Fehler in Kreditverträgen
Dann erfuhr er: Bei zwei privaten Immobilienkreditverträgen aus den Jahren 2005 und 2006 über insgesamt 230 000 Euro waren der Sparkasse Fehler unterlaufen. Sie belehrte ihn nicht genau genug über sein Widerrufsrecht. Die Folge für ihn: Er konnte die beiden Verträge auch Jahre nach Vertragsschluss noch widerrufen und sich das Geld für viel geringere Zinssätze leihen. Er suchte das Gespräch mit der Sparkasse, doch die Mitarbeiter ließen ihn abblitzen.

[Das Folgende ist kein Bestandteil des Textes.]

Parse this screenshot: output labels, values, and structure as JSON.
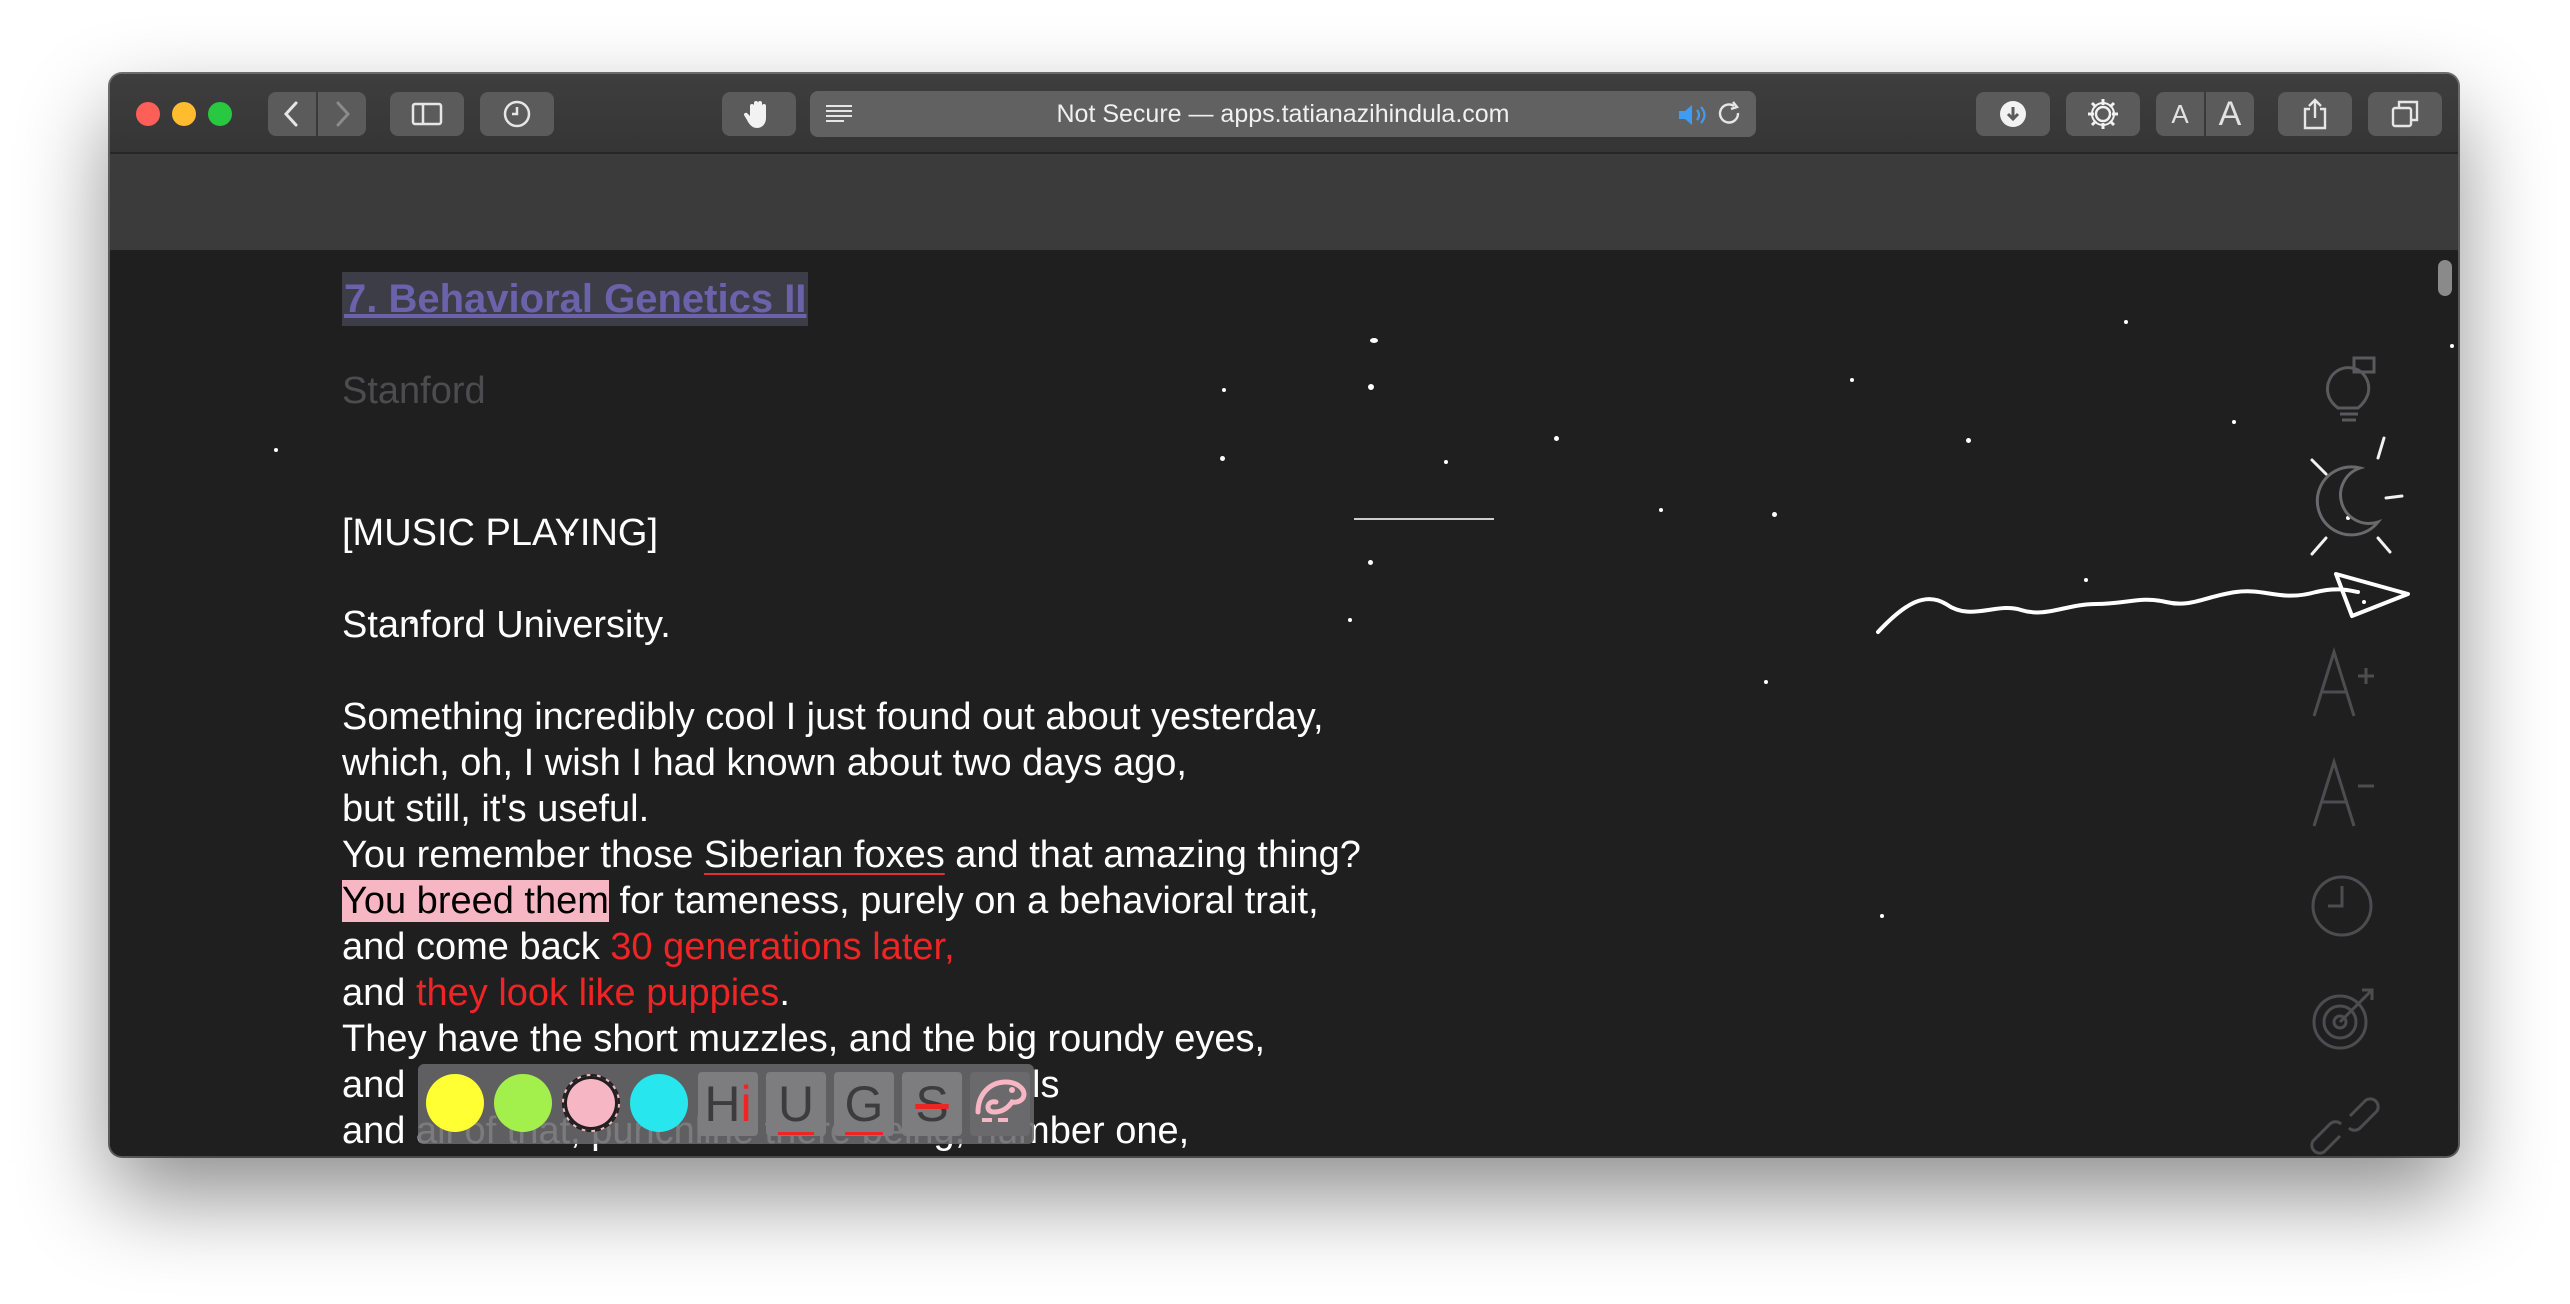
{
  "toolbar": {
    "url_text": "Not Secure — apps.tatianazihindula.com",
    "font_small_label": "A",
    "font_large_label": "A"
  },
  "article": {
    "title": "7. Behavioral Genetics II",
    "subtitle": "Stanford",
    "lines": {
      "music": "[MUSIC PLAYING]",
      "university": "Stanford University.",
      "p1": "Something incredibly cool I just found out about yesterday,",
      "p2": "which, oh, I wish I had known about two days ago,",
      "p3": "but still, it's useful.",
      "p4_a": "You remember those ",
      "p4_b": "Siberian foxes",
      "p4_c": " and that amazing thing?",
      "p5_a": "You breed them",
      "p5_b": " for tameness, purely on a behavioral trait,",
      "p6_a": "and come back ",
      "p6_b": "30 generations later,",
      "p7_a": "and ",
      "p7_b": "they look like puppies",
      "p7_c": ".",
      "p8": "They have the short muzzles, and the big roundy eyes,",
      "p9_a": "and",
      "p9_b": "ls",
      "p10": "and all of that, punchline there being, number one,"
    }
  },
  "highlighter": {
    "colors": [
      "#ffff33",
      "#a3f04c",
      "#f7b6c3",
      "#27e6ee"
    ],
    "format_labels": {
      "highlight_h": "H",
      "highlight_i": "i",
      "underline": "U",
      "squiggle": "G",
      "strike": "S"
    }
  },
  "colors": {
    "link_title": "#6a63ab",
    "highlight_pink": "#f7b6c3",
    "red_text": "#ef2424"
  },
  "side_icons": [
    "idea-bulb-icon",
    "moon-icon",
    "font-increase-icon",
    "font-decrease-icon",
    "clock-icon",
    "target-icon",
    "link-icon"
  ]
}
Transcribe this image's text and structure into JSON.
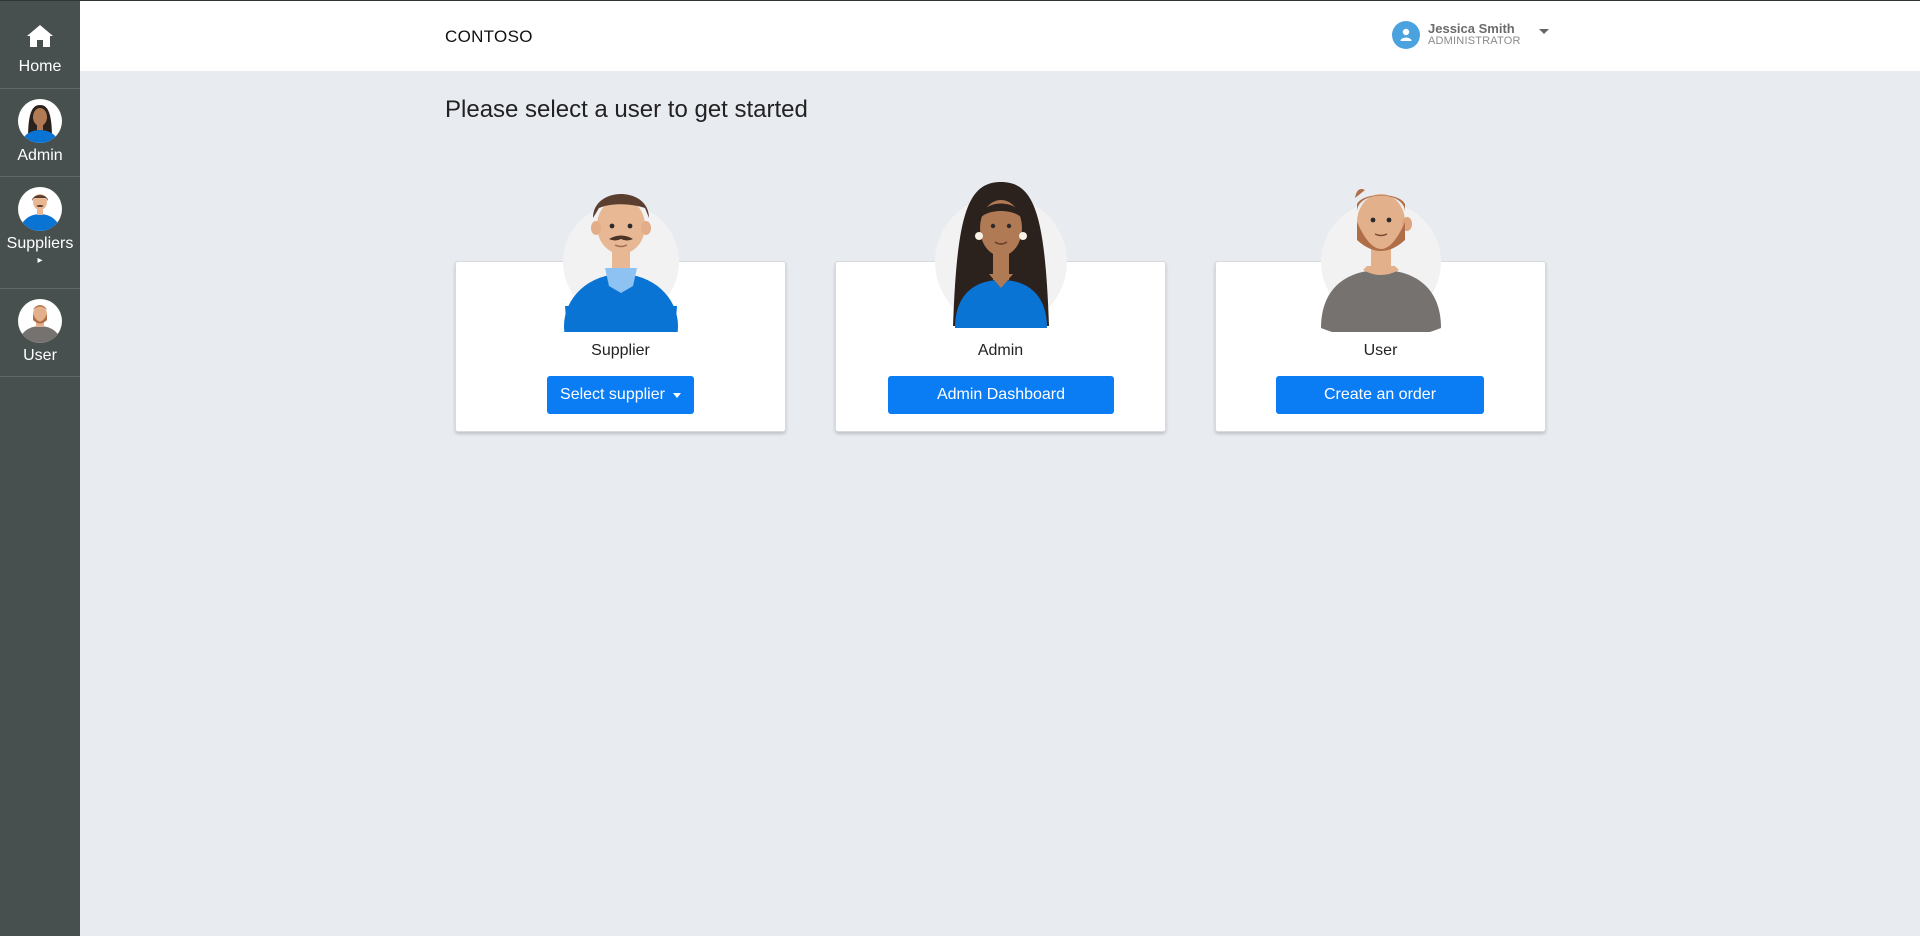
{
  "sidebar": {
    "items": [
      {
        "label": "Home",
        "icon": "home-icon"
      },
      {
        "label": "Admin",
        "icon": "admin-avatar"
      },
      {
        "label": "Suppliers",
        "icon": "supplier-avatar"
      },
      {
        "label": "User",
        "icon": "user-avatar"
      }
    ]
  },
  "header": {
    "brand": "CONTOSO",
    "profile": {
      "name": "Jessica Smith",
      "role": "ADMINISTRATOR"
    }
  },
  "main": {
    "title": "Please select a user to get started",
    "cards": [
      {
        "label": "Supplier",
        "button": "Select supplier"
      },
      {
        "label": "Admin",
        "button": "Admin Dashboard"
      },
      {
        "label": "User",
        "button": "Create an order"
      }
    ]
  },
  "colors": {
    "sidebar": "#474f4f",
    "background": "#e8ebf0",
    "primary": "#0a7cf4",
    "shirt_blue": "#0a74d4",
    "shirt_gray": "#767270"
  }
}
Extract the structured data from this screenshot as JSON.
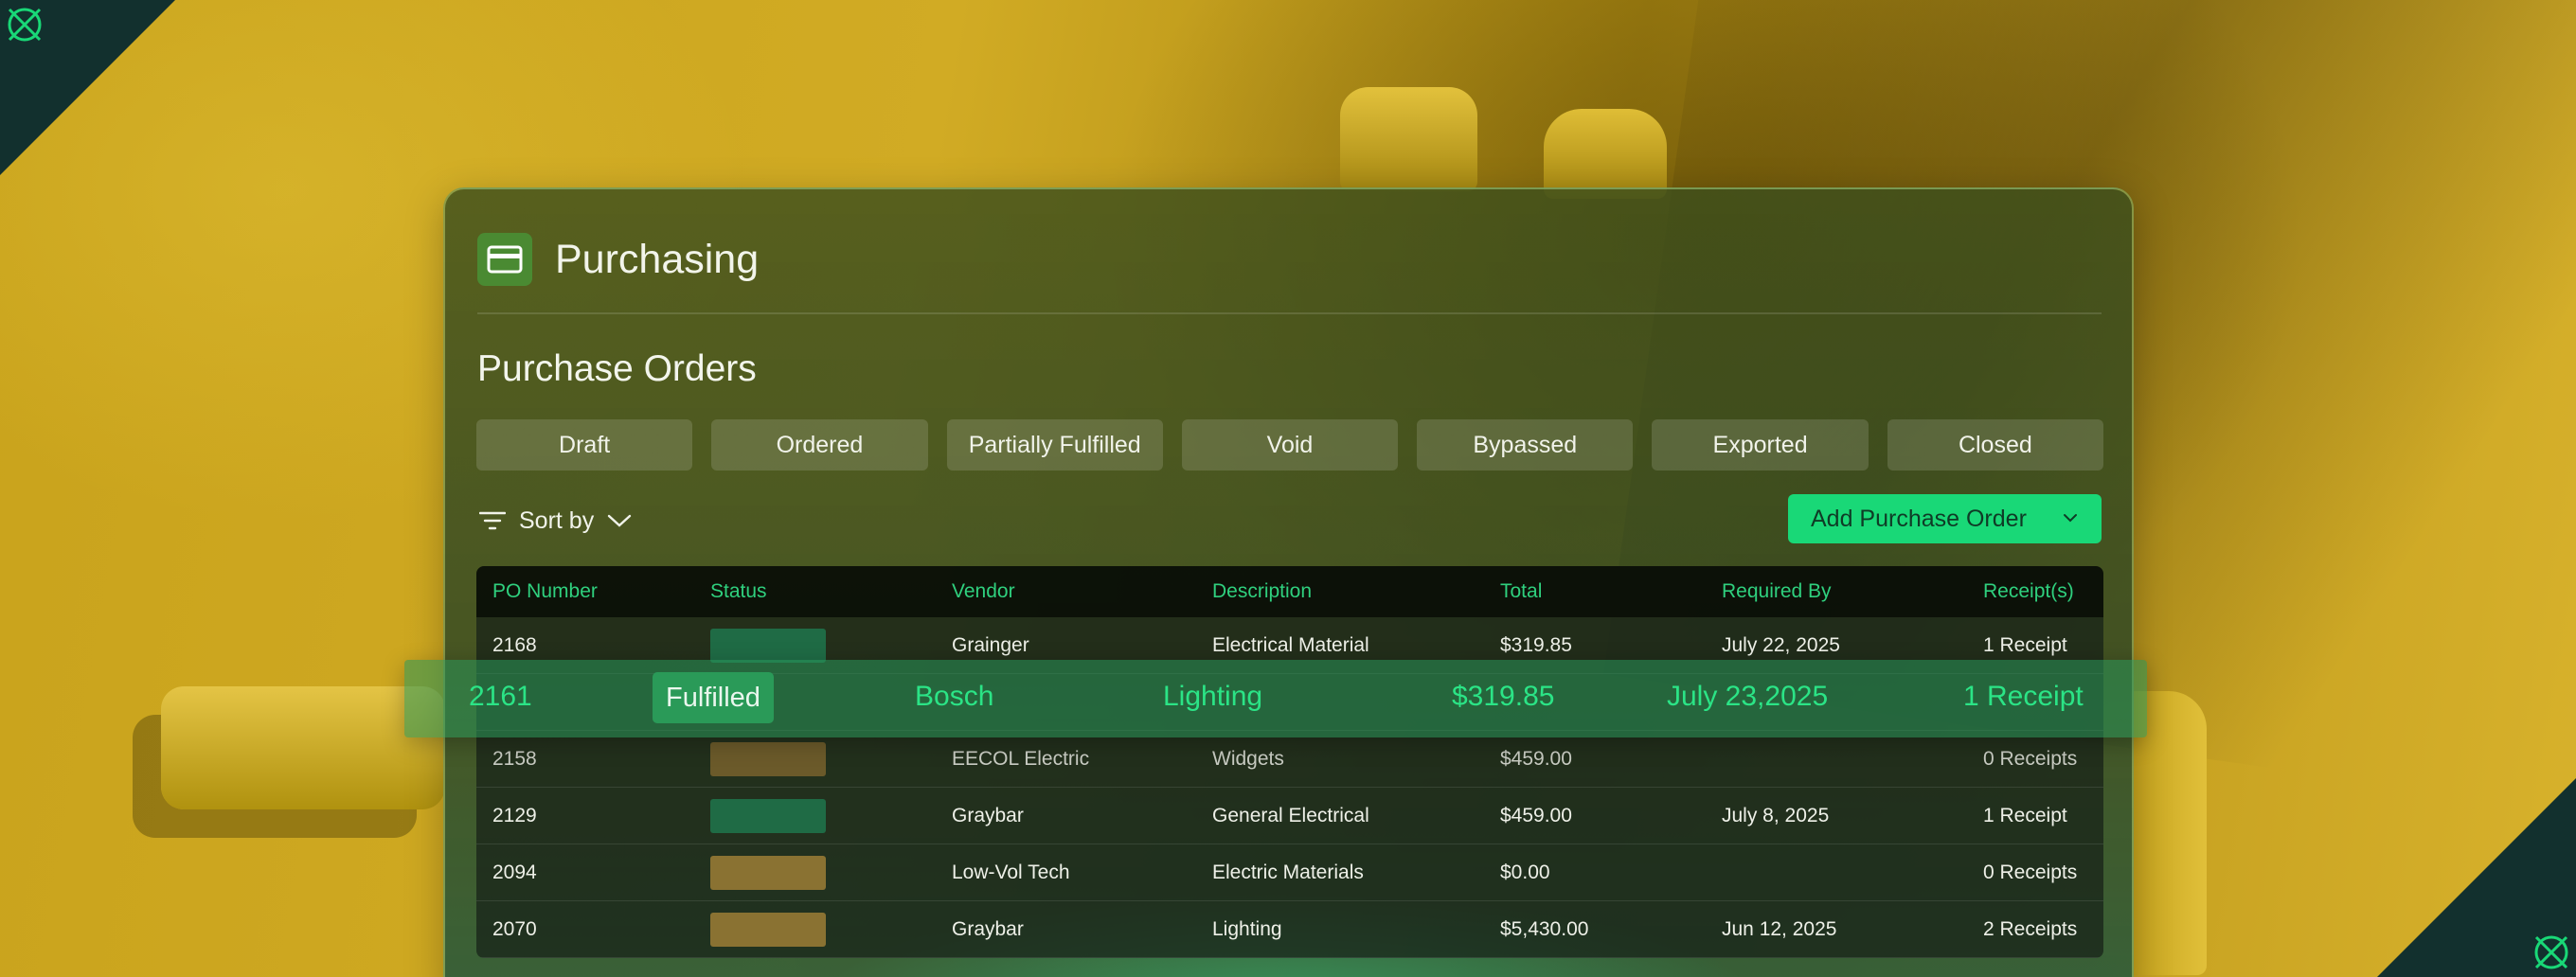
{
  "app": {
    "title": "Purchasing",
    "icon": "credit-card-icon"
  },
  "section": {
    "title": "Purchase Orders"
  },
  "filters": [
    "Draft",
    "Ordered",
    "Partially Fulfilled",
    "Void",
    "Bypassed",
    "Exported",
    "Closed"
  ],
  "toolbar": {
    "sort_label": "Sort by",
    "add_label": "Add Purchase Order"
  },
  "table": {
    "headers": [
      "PO Number",
      "Status",
      "Vendor",
      "Description",
      "Total",
      "Required By",
      "Receipt(s)"
    ],
    "rows": [
      {
        "po": "2168",
        "status_color": "#1f6b45",
        "vendor": "Grainger",
        "description": "Electrical Material",
        "total": "$319.85",
        "required_by": "July 22, 2025",
        "receipts": "1 Receipt"
      },
      {
        "po": "2158",
        "status_color": "#6b5a2a",
        "vendor": "EECOL Electric",
        "description": "Widgets",
        "total": "$459.00",
        "required_by": "",
        "receipts": "0 Receipts"
      },
      {
        "po": "2129",
        "status_color": "#1f6b45",
        "vendor": "Graybar",
        "description": "General Electrical",
        "total": "$459.00",
        "required_by": "July 8, 2025",
        "receipts": "1 Receipt"
      },
      {
        "po": "2094",
        "status_color": "#8a7232",
        "vendor": "Low-Vol Tech",
        "description": "Electric Materials",
        "total": "$0.00",
        "required_by": "",
        "receipts": "0 Receipts"
      },
      {
        "po": "2070",
        "status_color": "#8a7232",
        "vendor": "Graybar",
        "description": "Lighting",
        "total": "$5,430.00",
        "required_by": "Jun 12, 2025",
        "receipts": "2 Receipts"
      }
    ]
  },
  "highlight_row": {
    "po": "2161",
    "status": "Fulfilled",
    "vendor": "Bosch",
    "description": "Lighting",
    "total": "$319.85",
    "required_by": "July 23,2025",
    "receipts": "1 Receipt"
  },
  "colors": {
    "accent": "#19d877",
    "accent_text": "#2be486",
    "corner": "#12302e"
  }
}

Allenfalls einen kleinen Nachlass auf die sonst bei vorzeitiger Ablösung von Kreditverträgen fällige Vorfälligkeitsentschädigung stellten sie in Aussicht.
Kreditvertrag 1: Prozess gewonnen
Jörg Herbertz beriet sich mit Rechtsanwalt Dr. Christof Lehnen. Der bestätigte ihm: Die Widerrufsbelehrung zu seinen beiden Sparkassen-Krediten ist klar fehlerhaft. Der Widerruf ist wirksam. Die Bank müsse ihn sofort gehen lassen und zusätzlich noch herausgeben, was sie mit seinen Ratenzahlungen im Laufe der Jahre erwirtschaftet hat. Trotz der für Herbertz günstigen Rechtslage kam ihm die Sparkasse nicht weiter entgegen. Also zog Herbertz zunächst wegen eines Kreditvertrags vor Gericht. Er gewann vor dem Landgericht Trier. Ihre Berufung gegen das Urteil nahm die Sparkasse zurück, nachdem das Oberlandesgericht Koblenz signalisiert hatte: Es hält das Urteil für korrekt und die Berufung der Sparkasse für aussichtslos.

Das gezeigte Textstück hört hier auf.